The hole stems from the app's failure to confirm the authenticity of PayPal's website when communicating over the internet -- a basic lapse that the security researcher who found the flaw said would allow someone to access the accounts of unsuspecting users.
PayPal spokeswoman Amanda Pires said the eBay unit verified the vulnerability on Wednesday and sent a new version of the app to Apple's App Store that users will have to download. PayPal also said it would reimburse 100 per cent of any fraudulent activity.
"To my knowledge it has not affected anybody," Ms Pires said. "We've never had an issue with our app until now."
A hacker would need skill and luck to make use of the vulnerability, which only affects users of the iPhone app connecting over unsecured WiFi networks. It doesn't affect the company's Android app or users of the PayPal.com website.
The PayPal hole results from the app's failure to verify the digital certificate for the payment service's website. Such certificates function as electronic ID cards that let a user's device know a website is legitimate.
Without that confirmation, a hacker could electronically step between a user and PayPal, pretend to be the PayPal website and gather usernames and passwords. The hacker would need to be in the same physical location as the user or have gained access to the same WiFi network.

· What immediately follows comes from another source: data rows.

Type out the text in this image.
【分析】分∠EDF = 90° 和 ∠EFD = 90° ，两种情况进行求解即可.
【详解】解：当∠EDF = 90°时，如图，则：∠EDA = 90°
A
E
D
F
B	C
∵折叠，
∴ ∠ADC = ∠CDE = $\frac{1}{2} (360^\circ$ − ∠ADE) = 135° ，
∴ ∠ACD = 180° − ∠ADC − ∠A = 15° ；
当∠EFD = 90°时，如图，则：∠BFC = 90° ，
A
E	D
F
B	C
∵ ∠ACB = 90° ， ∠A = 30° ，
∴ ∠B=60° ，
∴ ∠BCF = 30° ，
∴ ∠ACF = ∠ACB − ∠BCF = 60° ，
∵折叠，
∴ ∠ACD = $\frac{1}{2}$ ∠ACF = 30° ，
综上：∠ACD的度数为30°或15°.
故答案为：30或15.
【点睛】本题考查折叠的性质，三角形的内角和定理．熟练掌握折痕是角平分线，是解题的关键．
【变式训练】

In practice, that could mean setting up a WiFi hotspot in a location, such as a train station, and waiting for someone to use the network for a PayPal transaction on their iPhone app. It would be a fishing expedition, but the equipment and software needed is commonly available.
The hole is embarrassing for an outfit selling secure services and a reminder that companies are having trouble getting a grip on security as they rush to exploit the capabilities of new, more powerful smartphones.
"This is a colossal oversight on PayPal," said Andrew Hoog, chief investigative officer of viaForensics, a Chicago computer and mobile security firm that found the flaw.
PayPal said its iPhone app has been downloaded more than four million times since it was released in April. In October, the company said it expects more than $US700 million in mobile payments to go through its system by the end of this year.
Carriers, credit card companies and banks are pushing mobile payments in hopes of building new lines of business around smartphones.